First what a great site.. Big help! I purchased a 36volt 1995 EZ-GO electric cart with bad batteries but was able to drive it home. Purchased new batteries installed them but then the cart would not run. I have used threads on this site to troubleshot and will walk through what I have done to this point and share concerns that I have regarding what I have found.

Have cleaned almost every connection and checked continuity on most all wires I believe to be involved. The controller I have has 2 smaller connectors or terminals (F1 and F2) and then 3 larger post (not marked but I believe to be from left to right) B+, B-, and M-

When I walked through the solenoid test I found on this forum, it looks to check out fine. Strong click.. Voltage slightly less between the large terminal (battery side) than the other large post. I took off the diode and 250 OHM resistor.. Tested the diode and get strong current with the DVM but much less when switching the DVM contacts on the diode. When testing the resistor continuity nearly pegs out regardless of which side the meter connectors are placed.. I believe this is a good sign? One finding that I want to share is when testing the blue wire connected to the smaller solenoid post (side close to the controller) I get full voltage around 37v but when I press the pedal it drops to 0, then back up when released.

When testing the controller (all testing tried with wires to the motor disconnected and then connected) tested continuity of wires of the 10 pin connector (which only has 9.. From left to right there are 2 pins, a vacant space then 7 more) on the first pin from left I found that the pin had shorted and was melted.. I removed the wire from the connector housing (red wire with yellow stripe) cleaned the pin and then connected it too the pin.. Connected the housing but when I turned on the Tow-Maintenance switch it flashed.. I took off the wire and tested the wire and got 3.7v.. Tested the pin on the controller and get 35v (this seems strange that there is power present at both points... At this point I feel there must be something wired wrong.
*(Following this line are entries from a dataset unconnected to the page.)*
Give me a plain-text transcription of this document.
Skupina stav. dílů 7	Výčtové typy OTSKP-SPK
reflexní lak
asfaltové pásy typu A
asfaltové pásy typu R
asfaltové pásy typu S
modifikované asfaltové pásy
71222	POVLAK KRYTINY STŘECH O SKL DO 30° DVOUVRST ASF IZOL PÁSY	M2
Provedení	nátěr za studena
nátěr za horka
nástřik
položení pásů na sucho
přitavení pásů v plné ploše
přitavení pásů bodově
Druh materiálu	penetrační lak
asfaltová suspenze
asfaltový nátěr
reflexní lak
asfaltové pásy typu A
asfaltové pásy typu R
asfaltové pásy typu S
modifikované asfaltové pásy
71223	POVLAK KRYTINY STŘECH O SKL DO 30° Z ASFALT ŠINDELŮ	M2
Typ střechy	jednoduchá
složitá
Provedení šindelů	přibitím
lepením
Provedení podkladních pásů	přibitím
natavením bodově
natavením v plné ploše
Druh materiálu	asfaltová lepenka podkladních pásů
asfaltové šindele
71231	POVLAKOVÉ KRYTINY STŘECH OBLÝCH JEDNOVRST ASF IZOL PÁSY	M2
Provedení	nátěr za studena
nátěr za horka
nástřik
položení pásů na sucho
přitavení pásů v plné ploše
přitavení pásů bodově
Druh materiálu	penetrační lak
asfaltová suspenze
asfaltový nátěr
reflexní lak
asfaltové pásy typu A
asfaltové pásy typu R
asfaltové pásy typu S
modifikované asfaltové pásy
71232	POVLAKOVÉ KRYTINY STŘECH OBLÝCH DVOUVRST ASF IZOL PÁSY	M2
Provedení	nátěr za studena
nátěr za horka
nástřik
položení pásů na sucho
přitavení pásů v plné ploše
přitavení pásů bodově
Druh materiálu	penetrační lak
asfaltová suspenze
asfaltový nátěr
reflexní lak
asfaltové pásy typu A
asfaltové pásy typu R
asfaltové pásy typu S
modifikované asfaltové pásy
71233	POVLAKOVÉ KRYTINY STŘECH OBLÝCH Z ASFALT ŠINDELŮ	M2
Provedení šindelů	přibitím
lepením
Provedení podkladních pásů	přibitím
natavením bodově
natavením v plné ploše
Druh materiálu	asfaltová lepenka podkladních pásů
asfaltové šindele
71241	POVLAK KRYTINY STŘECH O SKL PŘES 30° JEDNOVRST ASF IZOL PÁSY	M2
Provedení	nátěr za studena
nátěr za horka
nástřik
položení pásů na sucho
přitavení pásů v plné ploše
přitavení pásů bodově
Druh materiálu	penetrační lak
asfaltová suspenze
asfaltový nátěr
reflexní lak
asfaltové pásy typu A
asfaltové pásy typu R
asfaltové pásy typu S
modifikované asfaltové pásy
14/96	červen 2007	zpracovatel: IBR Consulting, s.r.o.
I touched the wire to the pin and nothing happened.. I found that when waiting a while it would flash again.. not sure if this is related to the resister collecting power or not (also noticed that the resister would get hot sometimes and found that it would heat up when the Tow switch was in the on position but the key was turned off ... This seems weird.
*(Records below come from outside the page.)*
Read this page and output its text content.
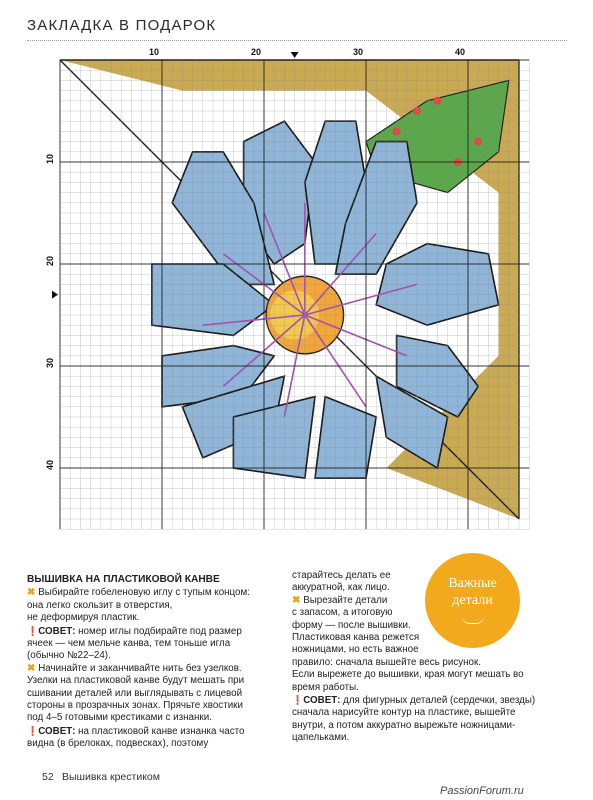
ЗАКЛАДКА В ПОДАРОК
10	20	30	40
10
20
30
40
ВЫШИВКА НА ПЛАСТИКОВОЙ КАНВЕ

✖ Выбирайте гобеленовую иглу с тупым концом:

она легко скользит в отверстия,

не деформируя пластик.

❗СОВЕТ: номер иглы подбирайте под размер

ячеек — чем мельче канва, тем тоньше игла

(обычно №22–24).

✖ Начинайте и заканчивайте нить без узелков.

Узелки на пластиковой канве будут мешать при

сшивании деталей или выглядывать с лицевой

стороны в прозрачных зонах. Прячьте хвостики

под 4–5 готовыми крестиками с изнанки.

❗СОВЕТ: на пластиковой канве изнанка часто

видна (в брелоках, подвесках), поэтому

старайтесь делать ее

аккуратной, как лицо.

✖ Вырезайте детали

с запасом, а итоговую

форму — после вышивки.

Пластиковая канва режется

ножницами, но есть важное

правило: сначала вышейте весь рисунок.

Если вырежете до вышивки, края могут мешать во

время работы.

❗СОВЕТ: для фигурных деталей (сердечки, звезды)

сначала нарисуйте контур на пластике, вышейте

внутри, а потом аккуратно вырежьте ножницами-

цапельками.

Важные
детали
52 Вышивка крестиком
PassionForum.ru
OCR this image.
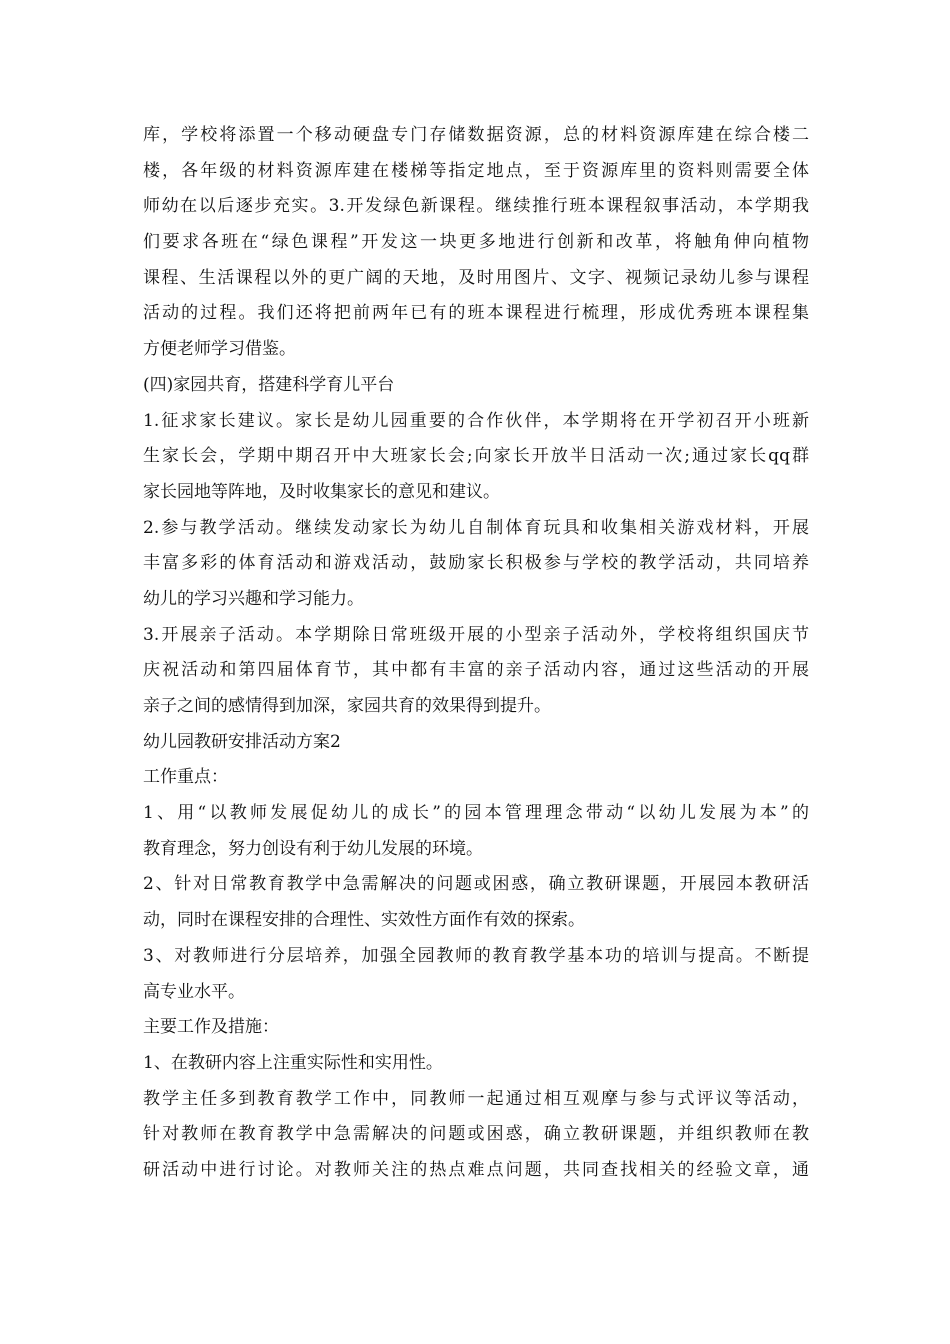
库，学校将添置一个移动硬盘专门存储数据资源，总的材料资源库建在综合楼二
楼，各年级的材料资源库建在楼梯等指定地点，至于资源库里的资料则需要全体
师幼在以后逐步充实。3.开发绿色新课程。继续推行班本课程叙事活动，本学期我
们要求各班在“绿色课程”开发这一块更多地进行创新和改革，将触角伸向植物
课程、生活课程以外的更广阔的天地，及时用图片、文字、视频记录幼儿参与课程
活动的过程。我们还将把前两年已有的班本课程进行梳理，形成优秀班本课程集
方便老师学习借鉴。
(四)家园共育，搭建科学育儿平台
1.征求家长建议。家长是幼儿园重要的合作伙伴，本学期将在开学初召开小班新
生家长会，学期中期召开中大班家长会;向家长开放半日活动一次;通过家长qq群
家长园地等阵地，及时收集家长的意见和建议。
2.参与教学活动。继续发动家长为幼儿自制体育玩具和收集相关游戏材料，开展
丰富多彩的体育活动和游戏活动，鼓励家长积极参与学校的教学活动，共同培养
幼儿的学习兴趣和学习能力。
3.开展亲子活动。本学期除日常班级开展的小型亲子活动外，学校将组织国庆节
庆祝活动和第四届体育节，其中都有丰富的亲子活动内容，通过这些活动的开展
亲子之间的感情得到加深，家园共育的效果得到提升。
幼儿园教研安排活动方案2
工作重点：
1、用“以教师发展促幼儿的成长”的园本管理理念带动“以幼儿发展为本”的
教育理念，努力创设有利于幼儿发展的环境。
2、针对日常教育教学中急需解决的问题或困惑，确立教研课题，开展园本教研活
动，同时在课程安排的合理性、实效性方面作有效的探索。
3、对教师进行分层培养，加强全园教师的教育教学基本功的培训与提高。不断提
高专业水平。
主要工作及措施：
1、在教研内容上注重实际性和实用性。
教学主任多到教育教学工作中，同教师一起通过相互观摩与参与式评议等活动，
针对教师在教育教学中急需解决的问题或困惑，确立教研课题，并组织教师在教
研活动中进行讨论。对教师关注的热点难点问题，共同查找相关的经验文章，通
All the other pins passed the test that I followed (given on this forum) except the last wire (white) which I believe is related to the throttle switch.. So here is another finding I would like to provide.. When checking the white wire I found it had around 5v (not the 0.5v that the trouble shooting test dictated) but when I pushed throttle pedal the voltage would drop to around 4v... Then slowing back to the 5v when slowing releasing the pedal... So the pedal switch seems to function in the regard that it changed the voltage but it was at a higher voltage and the voltage drops not increases...
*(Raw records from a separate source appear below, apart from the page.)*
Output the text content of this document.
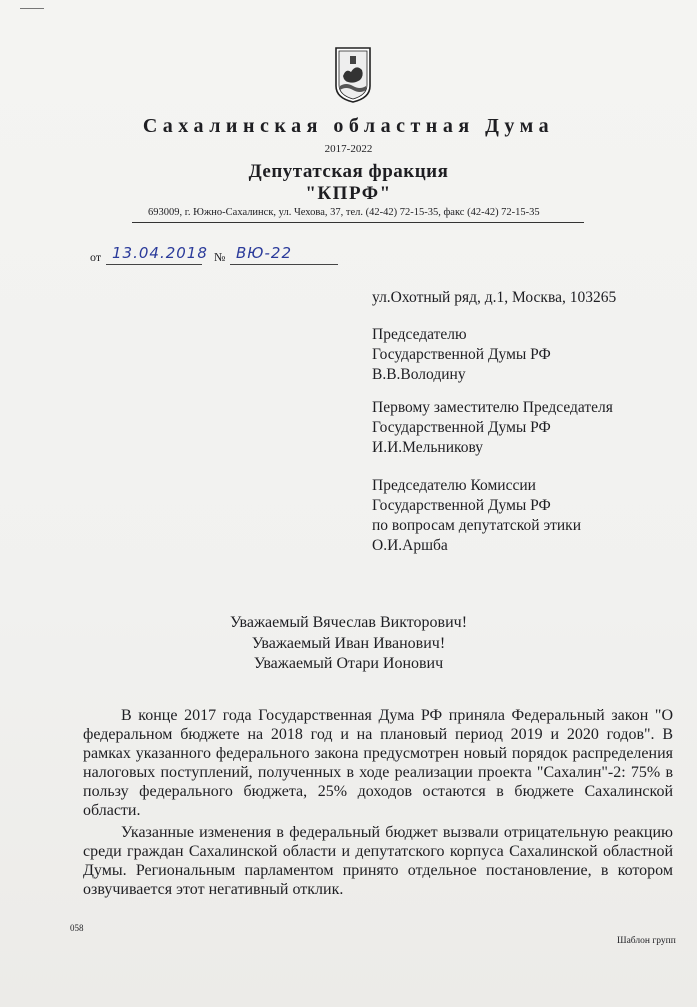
Сахалинская областная Дума
2017-2022
Депутатская фракция
"КПРФ"
693009, г. Южно-Сахалинск, ул. Чехова, 37, тел. (42-42) 72-15-35, факс (42-42) 72-15-35
от 13.04.2018 № ВЮ-22

ул.Охотный ряд, д.1, Москва, 103265

Председателю

Государственной Думы РФ

В.В.Володину

Первому заместителю Председателя

Государственной Думы РФ

И.И.Мельникову

Председателю Комиссии

Государственной Думы РФ

по вопросам депутатской этики

О.И.Аршба

Уважаемый Вячеслав Викторович!

Уважаемый Иван Иванович!

Уважаемый Отари Ионович

В конце 2017 года Государственная Дума РФ приняла Федеральный закон "О федеральном бюджете на 2018 год и на плановый период 2019 и 2020 годов". В рамках указанного федерального закона предусмотрен новый порядок распределения налоговых поступлений, полученных в ходе реализации проекта "Сахалин"-2: 75% в пользу федерального бюджета, 25% доходов остаются в бюджете Сахалинской области.

Указанные изменения в федеральный бюджет вызвали отрицательную реакцию среди граждан Сахалинской области и депутатского корпуса Сахалинской областной Думы. Региональным парламентом принято отдельное постановление, в котором озвучивается этот негативный отклик.

058
Шаблон групп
I have tested the motor using a 12v battery, connecting the terminals on the motor and then placing the positive and negative from the 12v battery. Also another thing.. Looking at motors online I have seen a wire coming out of the end of the motor.. Mine looks to have been removed and a cap siliconed on.

One last thing I noticed that there are three wires that come out of the battery charger connector... A thicker white wire and a black wire which connect to the battery series. But there is a red and white wire that is just left hanging..

Anyways I hope this information is complete enough but I would be happy to provide more info.